Cross-references. The judicial requirements of continuity of interest and continuity of business enterprise overlaying Type A reorganizations are analyzed in Step 2. The "meaningless gesture" analysis for Type D reorganizations is analyzed in Step 5.

Step 11. Boot, Gain Recognition, and Basis

"No gain or loss shall be recognized if stock or securities in a corporation which is a party to a reorganization are, in pursuance of the plan of reorganization, exchanged solely for stock or securities in such corporation or in another corporation a party to the reorganization." (IRC § 354(a)(1))

The § 354(a)(1) baseline. Complete nonrecognition applies when a shareholder exchanges target stock or securities solely for stock or securities of another corporation that is a party to the reorganization. The exchange must be "in pursuance of the plan of reorganization" under § 368(a). (Treas. Reg. § 1.354-1)

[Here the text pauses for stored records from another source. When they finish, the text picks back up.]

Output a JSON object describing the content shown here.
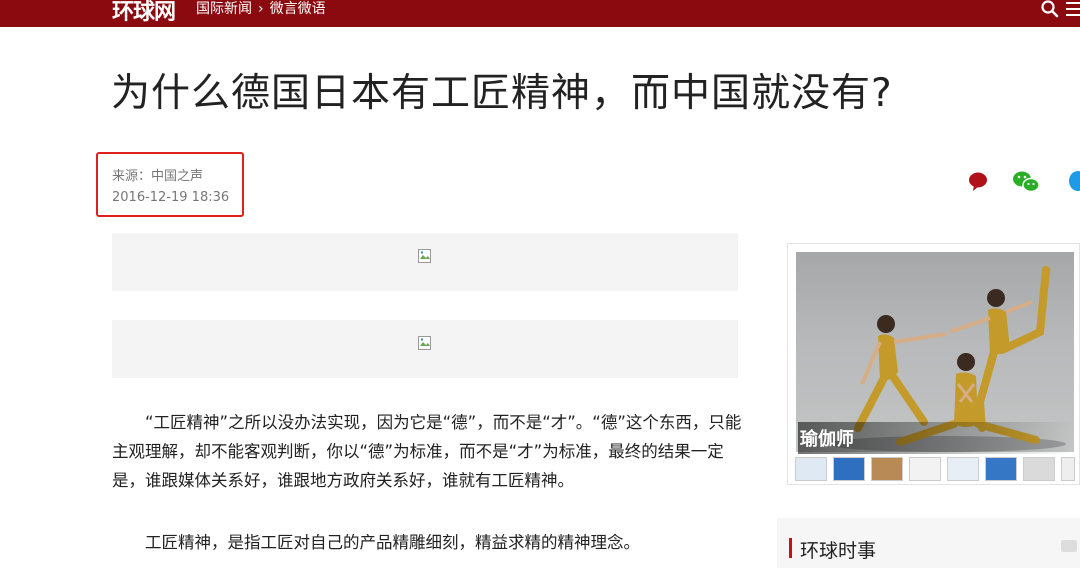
{
  "header": {
    "logo": "环球网",
    "breadcrumbs": [
      "国际新闻",
      "微言微语"
    ],
    "separator": "›"
  },
  "article": {
    "title": "为什么德国日本有工匠精神，而中国就没有?",
    "source": "来源：中国之声",
    "date": "2016-12-19 18:36",
    "paragraphs": [
      "“工匠精神”之所以没办法实现，因为它是“德”，而不是“才”。“德”这个东西，只能主观理解，却不能客观判断，你以“德”为标准，而不是“才”为标准，最终的结果一定是，谁跟媒体关系好，谁跟地方政府关系好，谁就有工匠精神。",
      "工匠精神，是指工匠对自己的产品精雕细刻，精益求精的精神理念。"
    ]
  },
  "share": {
    "icons": [
      "comment-icon",
      "wechat-icon",
      "qq-icon"
    ],
    "colors": {
      "comment": "#b01018",
      "wechat": "#2aae25",
      "qq": "#1e9be8"
    }
  },
  "sidebar": {
    "feature_caption": "瑜伽师",
    "section_title": "环球时事"
  },
  "colors": {
    "brand": "#8b0a0f",
    "highlight_box": "#e02020"
  }
}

The securities limitation. § 354(a)(2)(A) denies nonrecognition when the principal amount of securities received exceeds that surrendered. § 354(a)(2)(B) denies nonrecognition when securities are received but none were surrendered. Either way § 356 applies. (Pinellas Ice & Cold Storage Co. v. Commissioner, 287 U.S. 462 (1933), holding short-term notes are not "securities")

Step 11A. The Boot-Within-Gain Rule Under § 356(a)(1)

"If section 354 or 355 would apply to an exchange or distribution but for the fact that the property received in the exchange or distribution consists not only of property permitted by section 354 or 355 to be received without the recognition of gain or loss but also of other property or money, then the gain, if any, to the recipient shall be recognized, but in an amount not in excess of the sum of such money and the fair market value of such other property." (IRC § 356(a)(1))

The recognized gain formula. Gain is recognized in the lesser of (1) realized gain, or (2) FMV of boot received. Realized gain equals FMV of all property received minus adjusted basis of surrendered stock. Boot received equals cash plus FMV of other property, including any excess principal amount of securities per § 356(d)(2)(B).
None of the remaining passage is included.